CAPITULO 3

El senescal Pelletier estaba en una de las despensas del sótano, junto a las cocinas, terminando el inventario semanal de las reservas de grano y harina. Para su satisfacción, comprobó que no había nada mohoso.

Bertran Pelletier llevaba más de dieciocho años al servicio del vizconde Trencavel. Corría el frío invierno de 1191 cuando recibió la orden de regresar a su Carcasona natal para asumir el cargo de senescal del pequeño Raymond-Roger, que a sus nueve años acababa de heredar los dominios de la casa Trencavel. Llevaba cierto tiempo esperando el mensaje, por lo que acudió de buen grado, acompañado de su esposa francesa, gestante y de su hija de dos años. La humedad y el frío de Chartres nunca le habían gustado. Lo que encontró fue un chico maduro para su edad, desolado por la pérdida de sus padres, debatiéndose por sobrellevar la responsabilidad que había caído sobre sus jóvenes hombros.

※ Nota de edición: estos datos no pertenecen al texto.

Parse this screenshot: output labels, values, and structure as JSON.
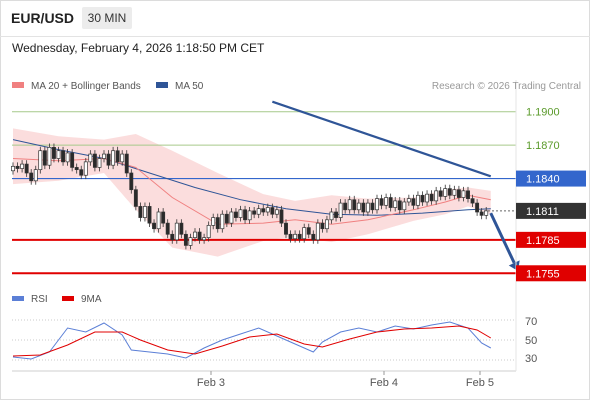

Desde entonces, Bertran había estado junto al vizconde Trencavel, primero en casa del tutor de Raymond-Roger, Bertran de Saissac, y a continuación bajo la protección del conde de Foix. Cuando Raymond-Roger cumplió la mayoría de edad y regresó al Château Comtal para asumir la posición de vizconde de Carcasona, Béziers y Albí que legítimamente le correspondía, Pelletier estaba a su lado.

Como senescal, Pelletier era responsable del buen funcionamiento de la casa. Se ocupaba de la administración, la justicia y la recaudación de impuestos, efectuada en nombre del vizconde por los cónsules, que a su vez se ocupaban de los asuntos de Carcasona. Más importante aún, era el reconocido confidente, consejero y amigo del vizconde. Nadie tenía tanta influencia sobre el joven como él.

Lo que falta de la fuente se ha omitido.